Juste une mise au point sur les plus belles images de ma vie

Date 10/4/2007 11:50:00 | Sujet : Vie Quotidienne

Libération du 09.04.2007
Lettre d’une c… au futur chef de l’Etat


Jamais avares de mots, vous n’hésitez pas. Nous qualifiant, nous infirmières, de « dévouées », voire même d’« admirables ». Toujours soucieux de votre image, et surtout de votre électorat, il ne serait en effet pas à votre avantage de dire autre chose des 460 000 citoyennes qui, chaque jour, à l’hôpital, dans les écoles ou à domicile, prennent soin de la population française.

460 000 infirmières et infirmiers qui, s’ils décidaient de se révolter, mettraient à terre le système de santé français.

Et pourtant… Le mépris, votre mépris à tous, est évident. Car qui d’entre vous a pris en considération nos demandes ? Qui a agi ? Personne. Depuis le début de cette campagne, pas un seul d’entre vous n’a encore dit mot sur l’avenir de la première profession de santé du pays. Comme si, finalement, les infirmières ne comptaient pas… 460 000 personnes ignorées. 460 000 personnes bafouées.

Alors permettez-moi, en tant qu’infirmière, de vous faire quelques petites piqures de rappel. Tout d’abord sur l’Ordre Infirmier : attendu depuis plus de dix ans, une belle Loi de décembre 2006 l’a institué. En théorie. Car depuis, nous attendons toujours le décret d’application. Comme si, nous, infirmières, n’avions pas droit à notre propre ordre, au même titre que les kinés ou les podologues. Et pourquoi donc ? Sommes-nous trop connes ?

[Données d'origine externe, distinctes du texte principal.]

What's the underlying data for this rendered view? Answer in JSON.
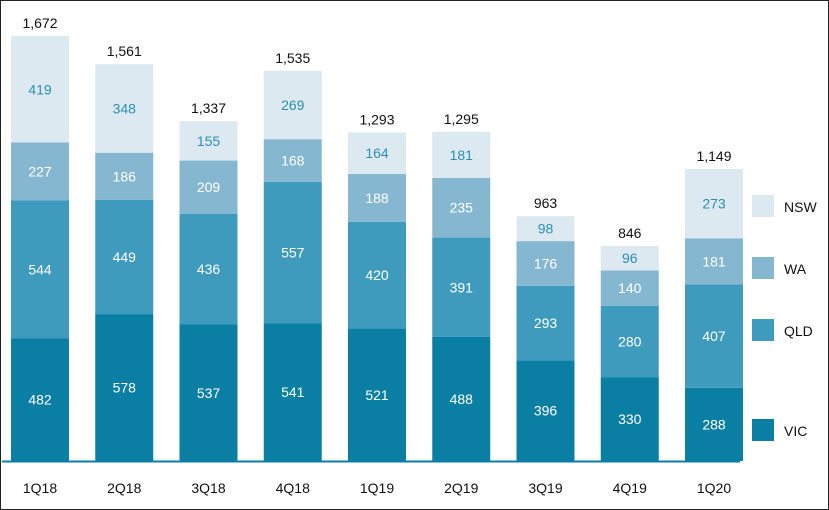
{
  "chart_data": {
    "type": "bar",
    "stacked": true,
    "categories": [
      "1Q18",
      "2Q18",
      "3Q18",
      "4Q18",
      "1Q19",
      "2Q19",
      "3Q19",
      "4Q19",
      "1Q20"
    ],
    "series": [
      {
        "name": "VIC",
        "color": "#0a7fa3",
        "label_color": "#ffffff",
        "values": [
          482,
          578,
          537,
          541,
          521,
          488,
          396,
          330,
          288
        ]
      },
      {
        "name": "QLD",
        "color": "#3f9bbd",
        "label_color": "#ffffff",
        "values": [
          544,
          449,
          436,
          557,
          420,
          391,
          293,
          280,
          407
        ]
      },
      {
        "name": "WA",
        "color": "#86b7d0",
        "label_color": "#ffffff",
        "values": [
          227,
          186,
          209,
          168,
          188,
          235,
          176,
          140,
          181
        ]
      },
      {
        "name": "NSW",
        "color": "#dde9f1",
        "label_color": "#2a8fb3",
        "values": [
          419,
          348,
          155,
          269,
          164,
          181,
          98,
          96,
          273
        ]
      }
    ],
    "totals": [
      "1,672",
      "1,561",
      "1,337",
      "1,535",
      "1,293",
      "1,295",
      "963",
      "846",
      "1,149"
    ],
    "legend_order": [
      "NSW",
      "WA",
      "QLD",
      "VIC"
    ],
    "legend_position": "right",
    "ylim": [
      0,
      1672
    ],
    "grid": false,
    "axis_color": "#0a7fa3"
  }
}
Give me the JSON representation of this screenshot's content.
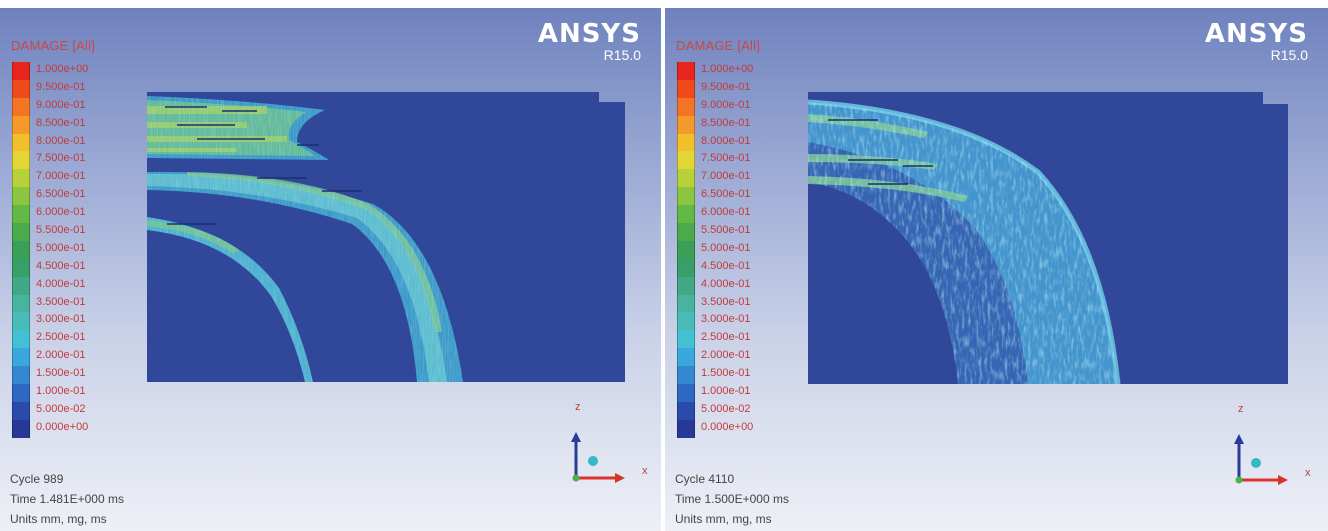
{
  "legend": {
    "title": "DAMAGE [All]",
    "ticks": [
      "1.000e+00",
      "9.500e-01",
      "9.000e-01",
      "8.500e-01",
      "8.000e-01",
      "7.500e-01",
      "7.000e-01",
      "6.500e-01",
      "6.000e-01",
      "5.500e-01",
      "5.000e-01",
      "4.500e-01",
      "4.000e-01",
      "3.500e-01",
      "3.000e-01",
      "2.500e-01",
      "2.000e-01",
      "1.500e-01",
      "1.000e-01",
      "5.000e-02",
      "0.000e+00"
    ],
    "colors": [
      "#e8241c",
      "#ee4a1c",
      "#f27424",
      "#f49a2a",
      "#f2c02c",
      "#e2d634",
      "#b8d03a",
      "#8cc640",
      "#64b846",
      "#4aaa4c",
      "#3aa058",
      "#3a9e68",
      "#40a884",
      "#48b4a0",
      "#4abcb8",
      "#44c0d4",
      "#3aa8dc",
      "#3488d2",
      "#2e68c2",
      "#2a4aac",
      "#283896"
    ]
  },
  "brand": {
    "name": "ANSYS",
    "version": "R15.0"
  },
  "axes": {
    "z": "z",
    "x": "x"
  },
  "panels": [
    {
      "cycle": "Cycle 989",
      "time": "Time 1.481E+000 ms",
      "units": "Units mm, mg, ms"
    },
    {
      "cycle": "Cycle 4110",
      "time": "Time 1.500E+000 ms",
      "units": "Units mm, mg, ms"
    }
  ]
}
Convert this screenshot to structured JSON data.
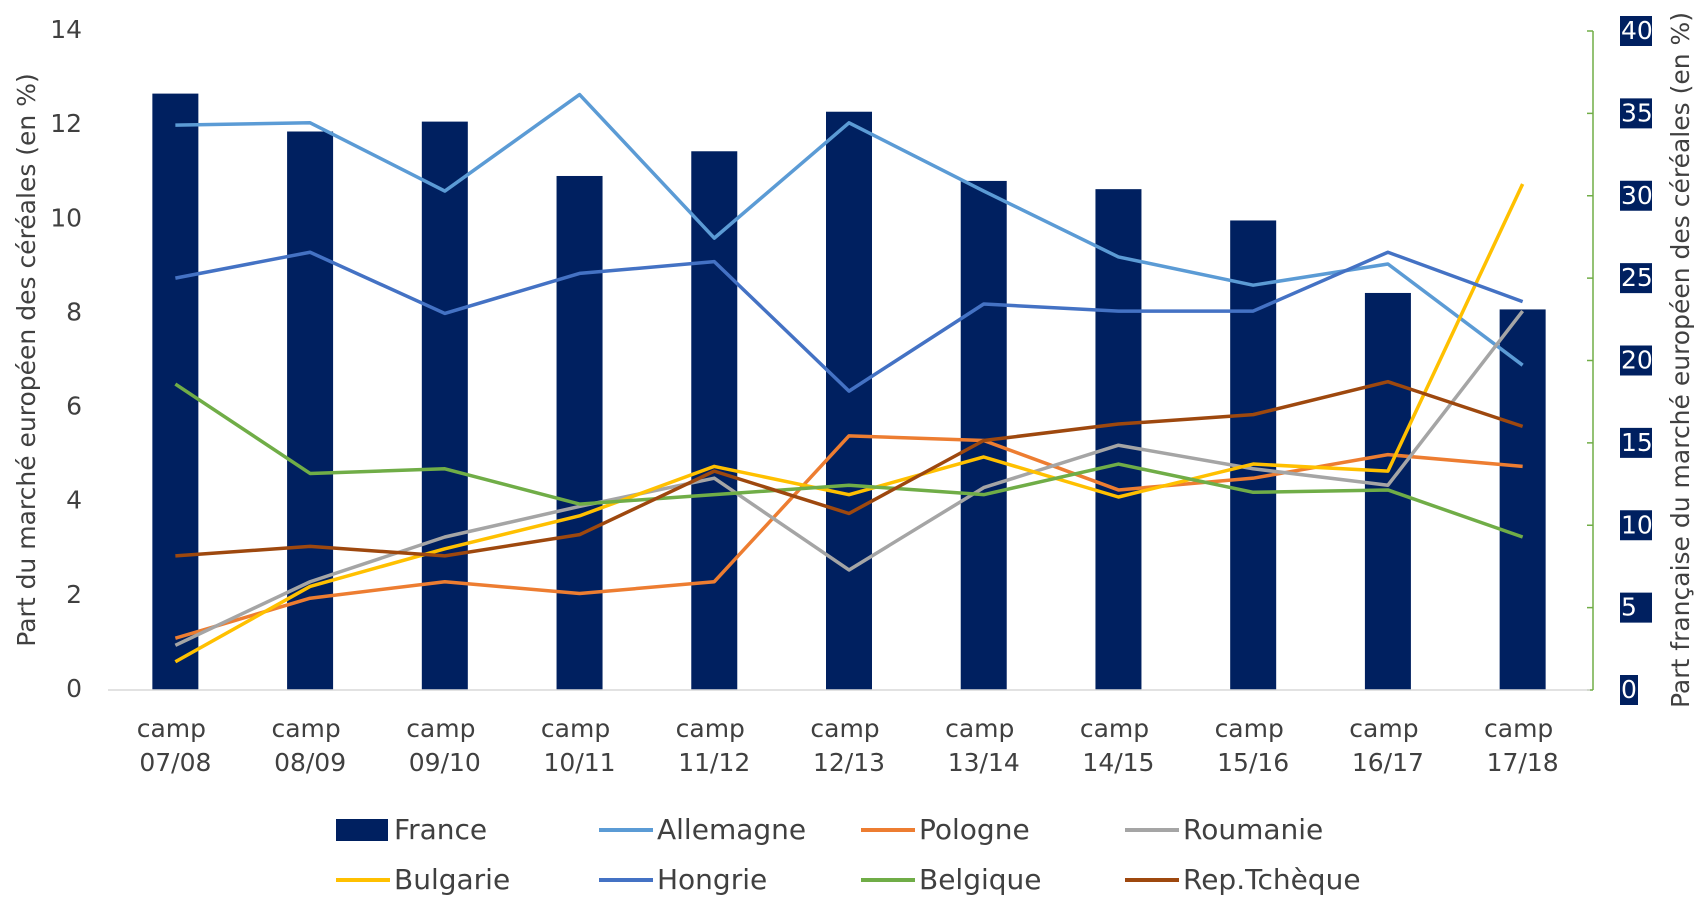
{
  "chart_data": {
    "type": "bar",
    "y_label": "Part du marché européen des céréales (en %)",
    "y2_label": "Part française du marché européen  des céréales (en %)",
    "categories": [
      "camp 07/08",
      "camp 08/09",
      "camp 09/10",
      "camp 10/11",
      "camp 11/12",
      "camp 12/13",
      "camp 13/14",
      "camp 14/15",
      "camp 15/16",
      "camp 16/17",
      "camp 17/18"
    ],
    "ylim": [
      0,
      14
    ],
    "yticks": [
      0,
      2,
      4,
      6,
      8,
      10,
      12,
      14
    ],
    "y2lim": [
      0,
      40
    ],
    "y2ticks": [
      0,
      5,
      10,
      15,
      20,
      25,
      30,
      35,
      40
    ],
    "grid": false,
    "series": [
      {
        "name": "France",
        "type": "bar",
        "axis": "y2",
        "color": "#002060",
        "values": [
          36.2,
          33.9,
          34.5,
          31.2,
          32.7,
          35.1,
          30.9,
          30.4,
          28.5,
          24.1,
          23.1
        ]
      },
      {
        "name": "Allemagne",
        "type": "line",
        "color": "#5b9bd5",
        "values": [
          12.0,
          12.05,
          10.6,
          12.65,
          9.6,
          12.05,
          10.6,
          9.2,
          8.6,
          9.05,
          6.9
        ]
      },
      {
        "name": "Pologne",
        "type": "line",
        "color": "#ed7d31",
        "values": [
          1.1,
          1.95,
          2.3,
          2.05,
          2.3,
          5.4,
          5.3,
          4.25,
          4.5,
          5.0,
          4.75
        ]
      },
      {
        "name": "Roumanie",
        "type": "line",
        "color": "#a5a5a5",
        "values": [
          0.95,
          2.3,
          3.25,
          3.9,
          4.5,
          2.55,
          4.3,
          5.2,
          4.7,
          4.35,
          8.05
        ]
      },
      {
        "name": "Bulgarie",
        "type": "line",
        "color": "#ffc000",
        "values": [
          0.6,
          2.2,
          3.0,
          3.7,
          4.75,
          4.15,
          4.95,
          4.1,
          4.8,
          4.65,
          10.75
        ]
      },
      {
        "name": "Hongrie",
        "type": "line",
        "color": "#4472c4",
        "values": [
          8.75,
          9.3,
          8.0,
          8.85,
          9.1,
          6.35,
          8.2,
          8.05,
          8.05,
          9.3,
          8.25
        ]
      },
      {
        "name": "Belgique",
        "type": "line",
        "color": "#70ad47",
        "values": [
          6.5,
          4.6,
          4.7,
          3.95,
          4.15,
          4.35,
          4.15,
          4.8,
          4.2,
          4.25,
          3.25
        ]
      },
      {
        "name": "Rep.Tchèque",
        "type": "line",
        "color": "#9e480e",
        "values": [
          2.85,
          3.05,
          2.85,
          3.3,
          4.65,
          3.75,
          5.3,
          5.65,
          5.85,
          6.55,
          5.6
        ]
      }
    ]
  }
}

Autre sujet d’écœurement : notre cursus. Les infirmières suivent actuellement une formation de 3 ans et demi après le Bac. Trois années… dont une qui compte pour du beurre. Car c’est un fait : le diplôme d’infirmière ne correspond officiellement aujourd’hui qu’à un Bac + 2. Alors quand les négociations concernant la réforme de notre système de formation ont commencé, nous acheminant vers un modèle universitaire de type LMD (Licence, Master, Doctorat) comme il en existe partout en Europe, nous, infirmières, avons poussé un « ouf » de soulagement. Et puis… Non. Tout s’est arrêté en ce printemps 2007. Et notre diplôme ne nous donne toujours droit qu’à un niveau Bac + 2… Et pourquoi donc ? Les infirmiers et infimières sont-ils trop cons pour qu’on les relègue à un niveau inférieur ?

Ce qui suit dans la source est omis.